O representante da CPT observou que, no flagrante de Altamira, realizado na Boate Xingu, um prostíbulo mantido nas imediações do canteiro de obras da Usina de Belo Monte, a situação das pessoas resgatadas – entre elas várias jovens e adultas trazidas do Paraná, Rio Grande do Sul e Santa Catarina – deixou, entre outras, uma questão sem resposta: por que essas pessoas não teriam direito, no caso específico, aos direitos previstos para pessoas resgatadas do trabalho análogo a de escravo?
Um desses direitos é o benefício do seguro-desemprego durante um período de 3 meses após o resgate e a inserção prioritária em políticas sociais. A operação de Belo Monte foi conduzida pela Polícia Civil, a pedido do Conselho Tutelar, alertado por uma jovem que havia conseguido fugir do estabelecimento. Pelo fato do Ministério do Trabalho não ter tido participação na operação, não se aplicou a norma regulamentar que possibilita a inclusão dos resgatados no registro do seguro-desemprego.
Trabalho escravo
Um dos argumentos às vezes alegados para descartar a possibilidade de equiparação entre essa situação e as demais situações de trabalho escravo é de que a prostituição não é uma ocupação legalmente reconhecida.

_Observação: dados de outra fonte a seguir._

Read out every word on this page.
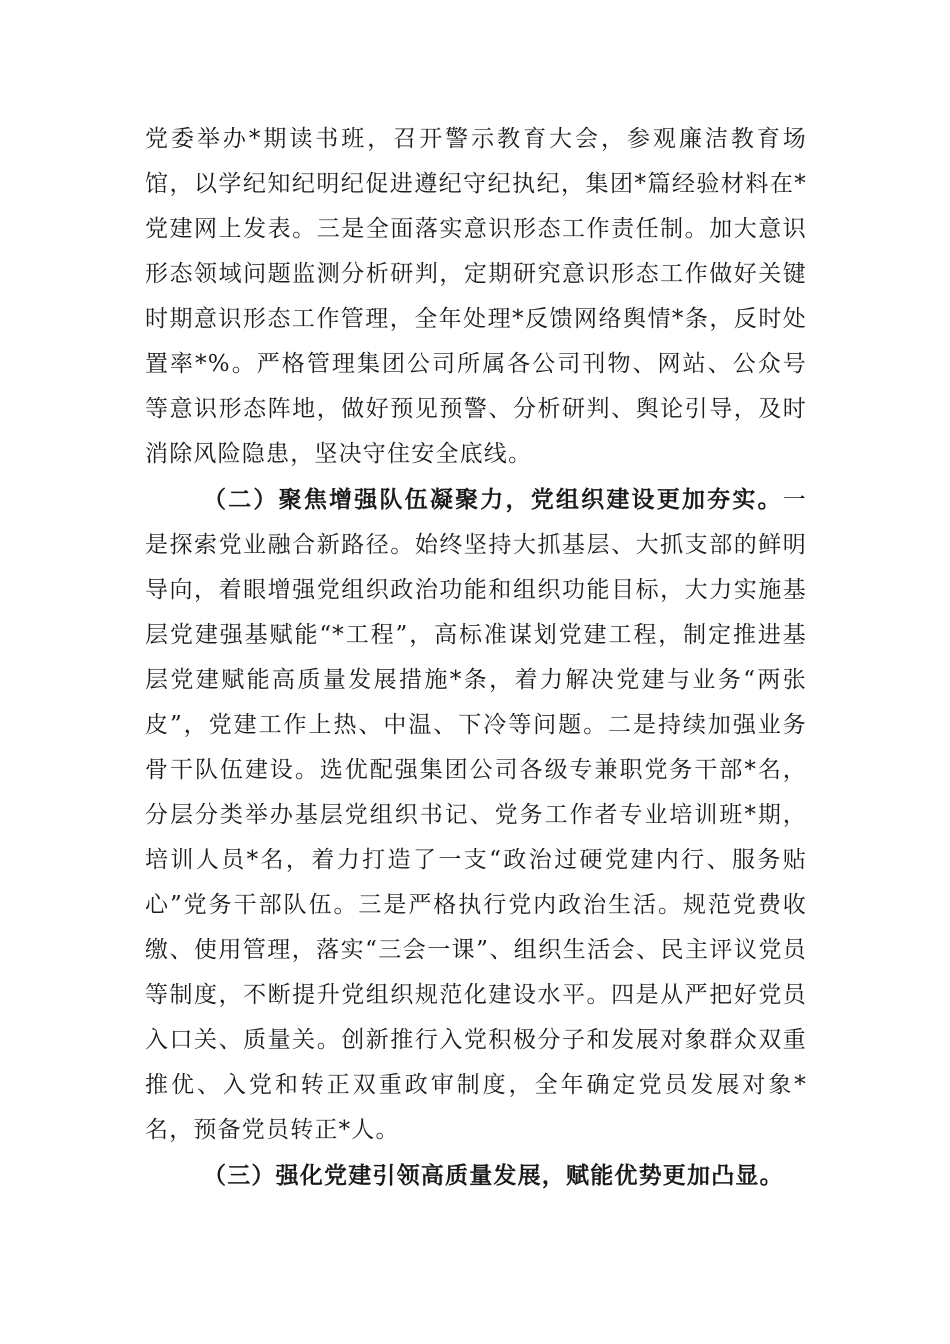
党委举办*期读书班，召开警示教育大会，参观廉洁教育场馆，以学纪知纪明纪促进遵纪守纪执纪，集团*篇经验材料在*党建网上发表。三是全面落实意识形态工作责任制。加大意识形态领域问题监测分析研判，定期研究意识形态工作做好关键时期意识形态工作管理，全年处理*反馈网络舆情*条，反时处置率*%。严格管理集团公司所属各公司刊物、网站、公众号等意识形态阵地，做好预见预警、分析研判、舆论引导，及时消除风险隐患，坚决守住安全底线。

（二）聚焦增强队伍凝聚力，党组织建设更加夯实。一是探索党业融合新路径。始终坚持大抓基层、大抓支部的鲜明导向，着眼增强党组织政治功能和组织功能目标，大力实施基层党建强基赋能“*工程”，高标准谋划党建工程，制定推进基层党建赋能高质量发展措施*条，着力解决党建与业务“两张皮”，党建工作上热、中温、下冷等问题。二是持续加强业务骨干队伍建设。选优配强集团公司各级专兼职党务干部*名，分层分类举办基层党组织书记、党务工作者专业培训班*期，培训人员*名，着力打造了一支“政治过硬党建内行、服务贴心”党务干部队伍。三是严格执行党内政治生活。规范党费收缴、使用管理，落实“三会一课”、组织生活会、民主评议党员等制度，不断提升党组织规范化建设水平。四是从严把好党员入口关、质量关。创新推行入党积极分子和发展对象群众双重推优、入党和转正双重政审制度，全年确定党员发展对象*名，预备党员转正*人。

（三）强化党建引领高质量发展，赋能优势更加凸显。
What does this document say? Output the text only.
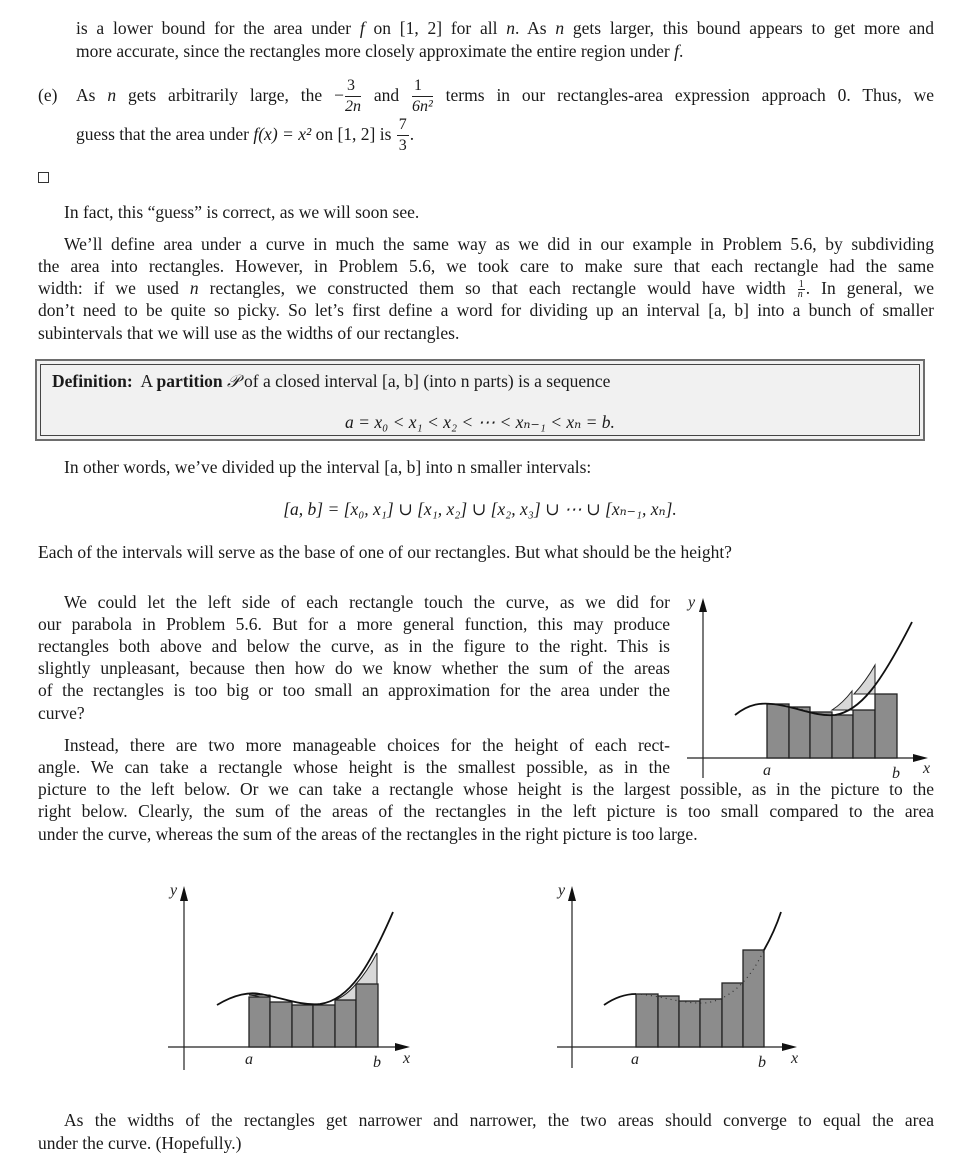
is a lower bound for the area under f on [1, 2] for all n. As n gets larger, this bound appears to get more and
more accurate, since the rectangles more closely approximate the entire region under f.
(e) As n gets arbitrarily large, the − $\frac{3}{2n}$ and $\frac{1}{\text{6n²}}$ terms in our rectangles-area expression approach 0. Thus, we
guess that the area under f(x) = x² on [1, 2] is $\frac{7}{3}$ .
In fact, this “guess” is correct, as we will soon see.
We’ll define area under a curve in much the same way as we did in our example in Problem 5.6, by subdividing
the area into rectangles. However, in Problem 5.6, we took care to make sure that each rectangle had the same
width: if we used n rectangles, we constructed them so that each rectangle would have width $\frac{1}{n}$ . In general, we
don’t need to be quite so picky. So let’s first define a word for dividing up an interval [a, b] into a bunch of smaller
subintervals that we will use as the widths of our rectangles.
Definition:  A partition 𝒫 of a closed interval [a, b] (into n parts) is a sequence
a = x₀ < x₁ < x₂ < ⋯ < xₙ₋₁ < xₙ = b.
In other words, we’ve divided up the interval [a, b] into n smaller intervals:
[a, b] = [x₀, x₁] ∪ [x₁, x₂] ∪ [x₂, x₃] ∪ ⋯ ∪ [xₙ₋₁, xₙ].
Each of the intervals will serve as the base of one of our rectangles. But what should be the height?
We could let the left side of each rectangle touch the curve, as we did for
our parabola in Problem 5.6. But for a more general function, this may produce
rectangles both above and below the curve, as in the figure to the right. This is
slightly unpleasant, because then how do we know whether the sum of the areas
of the rectangles is too big or too small an approximation for the area under the
curve?
Instead, there are two more manageable choices for the height of each rect-
angle. We can take a rectangle whose height is the smallest possible, as in the
picture to the left below. Or we can take a rectangle whose height is the largest possible, as in the picture to the
right below. Clearly, the sum of the areas of the rectangles in the left picture is too small compared to the area
under the curve, whereas the sum of the areas of the rectangles in the right picture is too large.
y
a	b x
y
a	b x
y
a	b x
As the widths of the rectangles get narrower and narrower, the two areas should converge to equal the area
under the curve. (Hopefully.)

Um dos argumentos às vezes alegados para descartar a possibilidade de equiparação entre essa situação e as demais situações de trabalho escravo é de que a prostituição não é uma ocupação legalmente reconhecida.
O representante do Ministério do Trabalho, Alexandre Lyra, chefe da Divisão de Fiscalização para Erradicação do Trabalho Escravo (Detrae) recordou oportunamente que foi feito o mesmo tipo de questionamento em relação aos primeiros resgates de trabalhadores estrangeiros encontrados em situação de trabalho escravo em oficinas de costura de São Paulo, alguns anos atrás. Sob a alegação de que se tratava de imigrantes bolivianos em situação irregular, não teriam direito a ser tratados como trabalhadores comuns, brasileiros. E informou que essa objeção, por contrariar abertamente as normas da Organização Internacional do Trabalho (OIT), acabou sendo descartada. Hoje virou norma garantir os mesmos direitos aos estrangeiros encontrados em situação de trabalho escravo. Inclusive foi dada orientação formal à Polícia Federal para não deporta-los, mas sim encaminha-los para regularização, mesmo que temporária.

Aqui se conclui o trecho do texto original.